# Tacklefrage - Ron Thompson Steelhead Nano?



## jenz1984 (19. November 2016)

Hallo, bin heute im Angelladen mal wieder an der "Ron Thompson Steelhead Nano" stehen geblieben um sie zum wiederholten mal zu begutachten und festzustellen dass mir diese Rute einen sehr guten Eindruck macht und ich nicht verstehe warum sie nur um die 40 EUR kostet ( in 3m WG 10-40g).

Gibt es einen Haken? Oder bekommt man hier für wirklich wenig Geld tatsächlich sehr viel Rute?

Ich benötige noch eine Meerforellenrute zum Watangeln an der Ostsee...
Habe aber noch bis Ostern Zeit mich zu entscheiden 

Ich habe schon überlegt mir die Lars Hansen Seatrout zu kaufen, finde die sehr geil, jedoch bin ich nur 2-3 Mal im Jahr an der Ostsee und nun Frage ich mich ob die Steelhead Nano nicht für mich reichen würde...

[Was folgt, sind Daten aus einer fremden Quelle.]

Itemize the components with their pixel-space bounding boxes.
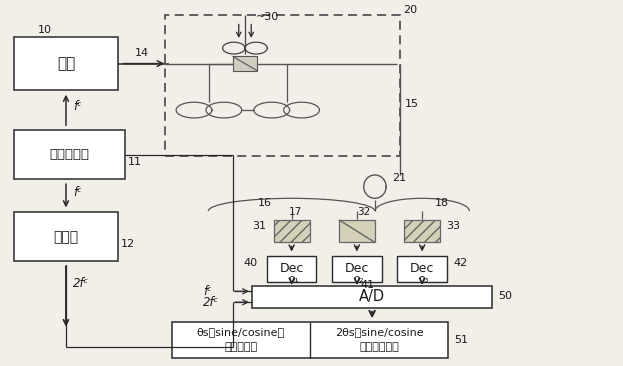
Text: 17: 17: [288, 208, 302, 217]
Text: 20: 20: [403, 5, 417, 15]
Text: 42: 42: [453, 258, 467, 268]
Text: 50: 50: [498, 291, 512, 300]
Text: 2θs的sine/cosine: 2θs的sine/cosine: [335, 327, 423, 337]
Text: 32: 32: [357, 208, 370, 217]
FancyBboxPatch shape: [232, 56, 257, 71]
Text: 14: 14: [135, 48, 148, 58]
Text: 信号发生器: 信号发生器: [50, 148, 90, 161]
Text: 11: 11: [128, 157, 142, 168]
Text: 2fᶜ: 2fᶜ: [202, 296, 219, 309]
Text: 51: 51: [454, 335, 468, 345]
Text: Dec: Dec: [345, 262, 369, 275]
Text: Dec: Dec: [280, 262, 304, 275]
Text: 2fᶜ: 2fᶜ: [74, 277, 90, 290]
Text: 31: 31: [252, 221, 266, 231]
FancyBboxPatch shape: [14, 212, 118, 261]
Text: 光源: 光源: [57, 56, 75, 71]
Text: fᶜ: fᶜ: [74, 186, 82, 199]
FancyBboxPatch shape: [267, 255, 316, 282]
FancyBboxPatch shape: [172, 322, 449, 358]
Text: Dec: Dec: [410, 262, 434, 275]
Text: 12: 12: [121, 239, 135, 249]
Text: ~30: ~30: [256, 12, 280, 22]
Text: fᶜ: fᶜ: [74, 100, 82, 113]
Text: 21: 21: [392, 173, 406, 183]
Text: 16: 16: [257, 198, 272, 208]
Text: 18: 18: [435, 198, 449, 208]
FancyBboxPatch shape: [273, 220, 310, 242]
Text: 40: 40: [243, 258, 257, 268]
Text: 15: 15: [405, 99, 419, 109]
Text: 41: 41: [360, 280, 374, 290]
FancyBboxPatch shape: [14, 37, 118, 90]
Text: o₃: o₃: [419, 274, 429, 284]
FancyBboxPatch shape: [339, 220, 375, 242]
Text: o₂: o₂: [353, 274, 364, 284]
Text: 倍频器: 倍频器: [54, 230, 78, 244]
Text: θs的sine/cosine成: θs的sine/cosine成: [197, 327, 285, 337]
Text: fᶜ: fᶜ: [202, 285, 211, 298]
FancyBboxPatch shape: [397, 255, 447, 282]
FancyBboxPatch shape: [404, 220, 440, 242]
Text: 33: 33: [447, 221, 460, 231]
Text: 分解调模块: 分解调模块: [224, 342, 257, 352]
FancyBboxPatch shape: [14, 130, 125, 179]
Text: 成分解调模块: 成分解调模块: [359, 342, 399, 352]
Text: A/D: A/D: [359, 289, 385, 304]
Text: 10: 10: [38, 25, 52, 35]
FancyBboxPatch shape: [252, 286, 492, 308]
FancyBboxPatch shape: [332, 255, 382, 282]
Text: o₁: o₁: [288, 274, 298, 284]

Hat jemand diese Rute schonmal geangelt? Finde leider nicht viel im Netz, irgendwo war sie als Zander oder Hechtrute beschrieben, das war aber die 40-80g Version.

Die in 3m und 10-40g ist für mich eine Meforute, 3m, recht durchgehende Aktion, langer Korkgriff und schön grosse Ringe...

Aufgefallen ist mir auch, dass sie jeder gut sortierte Laden an der Ostsee im Programm hat...
Wär super wenn jemand Erfahrungen mit dieser Rute hier veröffentlicht.Danke


----------